Crerar studied law at the University of Glasgow.

==Law career==
Crerar joined the Ross Harper & Murphy law firm in 1986. In 1988, at the age of 35, he co-founded a new law firm called Harpers along with Rod McKenzie, which later became Harper Macleod LLP.

In 1997 he was appointed Professor of Banking Law at the University of Glasgow's School of Law. He wrote The Law of Banking in Scotland which was first published in 1997, with a second edition ten years later.

==Public appointments==
Crerar was the chairman of the Scottish Executive's Housing Improvement Task Force 2001–2003. He became a member of the Standards Commission for Scotland when it was formed in January 2002 and then took up the post of convener in June 2003, an appointment that ran until January 2005. In June 2006, the Scottish Executive announced an independent review, chaired by Crerar, that was to look at the systems of external scrutiny for Scotland's public services. A report was produced in 2007 that contained 42 recommendations that related to how improvements could be made to the regulation and inspection of the public sector and the complaints handling process.
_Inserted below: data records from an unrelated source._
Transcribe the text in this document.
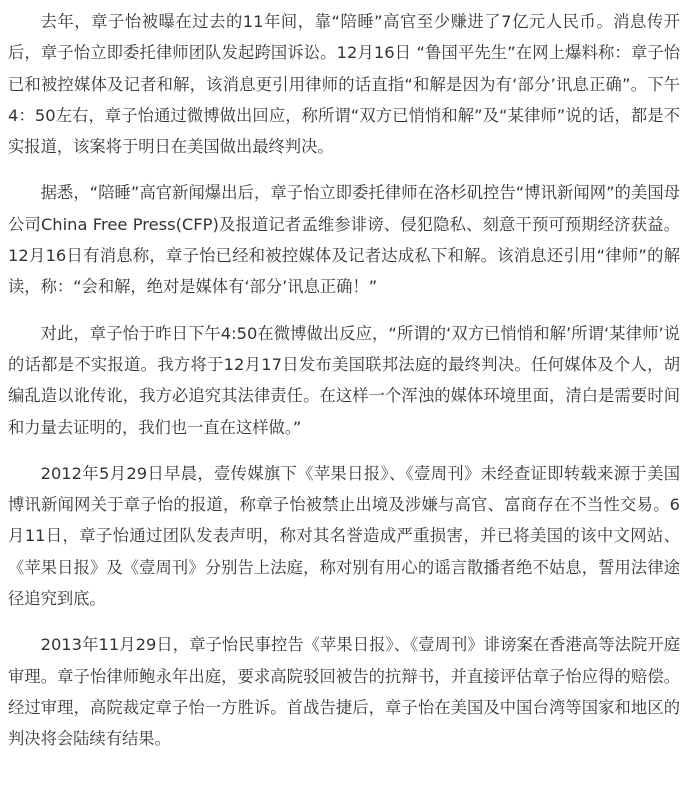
去年，章子怡被曝在过去的11年间，靠“陪睡”高官至少赚进了7亿元人民币。消息传开后，章子怡立即委托律师团队发起跨国诉讼。12月16日 “鲁国平先生”在网上爆料称：章子怡已和被控媒体及记者和解，该消息更引用律师的话直指“和解是因为有‘部分’讯息正确”。下午4：50左右，章子怡通过微博做出回应，称所谓“双方已悄悄和解”及“某律师”说的话，都是不实报道，该案将于明日在美国做出最终判决。

据悉，“陪睡”高官新闻爆出后，章子怡立即委托律师在洛杉矶控告“博讯新闻网”的美国母公司China Free Press(CFP)及报道记者孟维参诽谤、侵犯隐私、刻意干预可预期经济获益。12月16日有消息称，章子怡已经和被控媒体及记者达成私下和解。该消息还引用“律师”的解读，称：“会和解，绝对是媒体有‘部分’讯息正确！”

对此，章子怡于昨日下午4:50在微博做出反应，“所谓的‘双方已悄悄和解’所谓‘某律师’说的话都是不实报道。我方将于12月17日发布美国联邦法庭的最终判决。任何媒体及个人，胡编乱造以讹传讹，我方必追究其法律责任。在这样一个浑浊的媒体环境里面，清白是需要时间和力量去证明的，我们也一直在这样做。”

2012年5月29日早晨，壹传媒旗下《苹果日报》、《壹周刊》未经查证即转载来源于美国博讯新闻网关于章子怡的报道，称章子怡被禁止出境及涉嫌与高官、富商存在不当性交易。6月11日，章子怡通过团队发表声明，称对其名誉造成严重损害，并已将美国的该中文网站、《苹果日报》及《壹周刊》分别告上法庭，称对别有用心的谣言散播者绝不姑息，誓用法律途径追究到底。

2013年11月29日，章子怡民事控告《苹果日报》、《壹周刊》诽谤案在香港高等法院开庭审理。章子怡律师鲍永年出庭，要求高院驳回被告的抗辩书，并直接评估章子怡应得的赔偿。经过审理，高院裁定章子怡一方胜诉。首战告捷后，章子怡在美国及中国台湾等国家和地区的判决将会陆续有结果。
He is generally credited as the architect of the Home Report System in Scotland as one of three Chairmen of the Housing Improvement Task Force

He was a board member of Highlands and Islands Enterprise since 2008. In February 2012, he was appointed by Ministers as Chairman of Highlands and Islands Enterprise (HIE).

Crerar was appointed Commander of the Order of the British Empire (CBE) in the 2019 Birthday Honours for services to economic and community development in Scotland. He was elected a Fellow of the Royal Society of Edinburgh in 2021.

==Rugby judicial officer==
Crerar has chaired independent disciplinary panels for the Six Nations Championship, European Rugby Cup competitions and for the Scottish Rugby Union. He officiated at four Rugby World Cups, and was selected as a judicial officer for matches at the finals of both the 2007 and 2011 Rugby World Cups.